Kabbalah and Cabals
Brian D. McCary
bdm at storz.com
Mon Mar 3 15:57:07 CST 1997
"And did those feet, in ancient times, walk upon Englands mountains green?
and was the Holy Lamb of God in England's pleasant pastures seen?
...."
- Wm. Blake
I'm slightly shaky on the rest. (btw, this song is hauntingly rendered in
the movie version of Paul Austner's "The Music of Chance", which should go
over well with p-listers) This is, of course, in response to
Craig Clark's comment:
"There was also a British-born crackpot from the turn of the century (the name
eludes me but I can probably track it down) who argued ... that the *real*
setting for the New Testament arratives was Britain."

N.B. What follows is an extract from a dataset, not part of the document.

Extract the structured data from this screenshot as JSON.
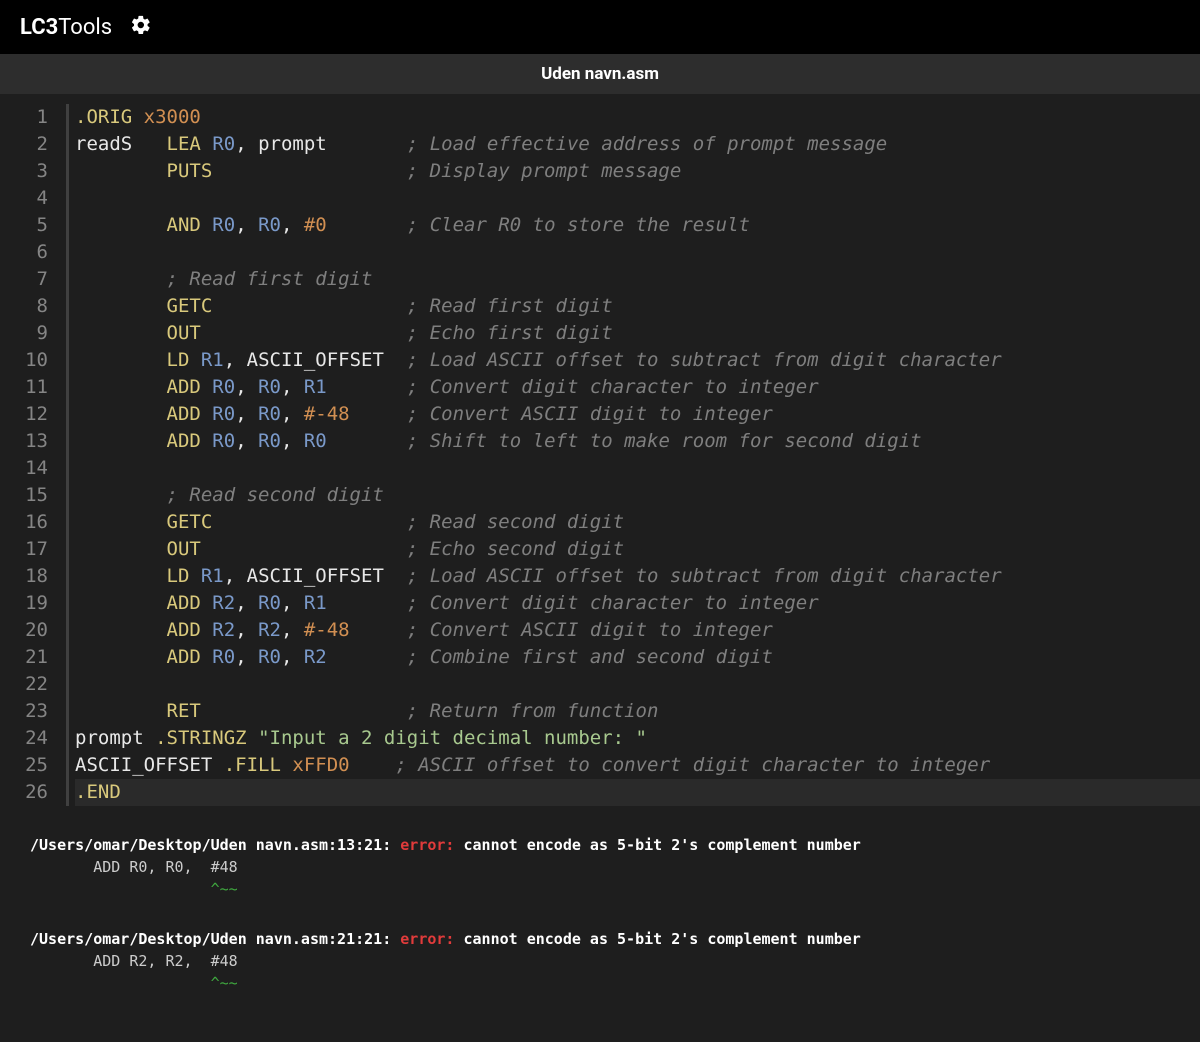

It wouldn't surprise me if his views came from earlier British sources. A
lot of visitors to the middle east seemed shocked by what they found, and
many of them seemed to leave trying to take any further need for the middle
east out of their religion.
w/r/t the lost tribes: By the mythology, there were twelve original
tribes. The tribe of Levi had no land, and the tribe of Joseph was split
into two tribes (Manassah and one other). After Soloman died ca 935 BC,
Israel split into two kingdoms. The Southern Kindom was Judah, ruled
by the Davidic dynasty, while the North was made up of the other
eleven tribes. The Syrians took over the Northern Kingdom around 780 BC,
absorbing and dispersing it's population. This was the point at which
the ten tribes (counting Joseph as one instead of two) became "lost": Judah
remained as the southern kindom for another two centuries, and Levi, which
never had any land in the first place, remained as the priestly class in
Judah. Of course, the lost tribes were never really lost; they stayed
where they were, just under differant rulers, or moved elsewhere and
assimilated, or moved south into Judah and got absorbed. However, the
biblical account is sufficiently garbled to allow devoted but careless
students plenty of room for spurious speculation. (Was it WC Fields who
said, "I'm not lost, I'm here. Philidelphia is lost."?)
Another mythology burst: After the Macabean revolt, which established
the last quasi-autonomous Jewish Kingdom before modern Israel, there
was a period where the nationalistic Macabeans were forcing conversions
to Judaism. I ran across several referances to this last year in Isrelii
Museums. I can't remember the source, but I suspect it is Josephus'
"Jewish Antiquities".
Norman Cantor, in "The Sacred Chain", touches on the story mentioned
by David Casseres about the conversion of the Khazars. The story is
supported by population counts: the Ashkenazi's appear to be decendants
of the Jews kicked out of Spain and later chased out of Germany and
Austria by pograms. Jewish population counts a couple of centuries after
these events in Eastern Europe are way too high for normal assumptions about
population growth and the size of the immigrant population. Conversion
of the local population (achieved, per usual, by peaceful conversion
of a ruling family, which carries it's own coercive power with the
established population) is one reasonable explanation. However, as
Cantor points out, the case is only as strong as your faith in the
population counts, early and late, and the growth model assumptions.
My recollection is that the Kabbalistic writings came together in the
eleventh or twelfth century, in Spain, Portugal, or Morrocco, which
would predate the origins of the Ashkenazies. However, it seems like
the roots of the Kabbalistic systems reach back to the Zoastrians and
the Gnostics, anc certainly the Gnostic texts would have been well
known to the Jewish schollars who developed the Kabbalah. I'm on shaky
ground here (having a weak memory) but if I can draw that conclusion,
I'm sure any morbidly fascinated fasist could as well, being as motivated
as they might be. It wouldn't be any differant that the christians who
resolved the conflict of the existance of the native americans by claiming
that they were the lost tribes.
David Casseres is on target with his remarks about the pedigree fixations
of racists, but keep in mind that this is probably human nature. Jewish
mythology goes to great lengths to show that the Cannanites they killed or
displaced during the time of the judges were racially distinct, even though
they shared (as far as archeologic evidence can show) a common culture and
alphabet. Inevitably, when push comes to shove in matters of territory,
power, and dignity, people become blind to real or symbolic brotherhood.
Perhaps we can revisit this impulse when we get to the sections
about Titcherine and Enzian in the GRGR. It's been way too long since I
read those sections, and I never was comfortable with my understanding
of this relationship, but I'm sure some metephor, real or imagined,
can be constructed by the able minds on this list.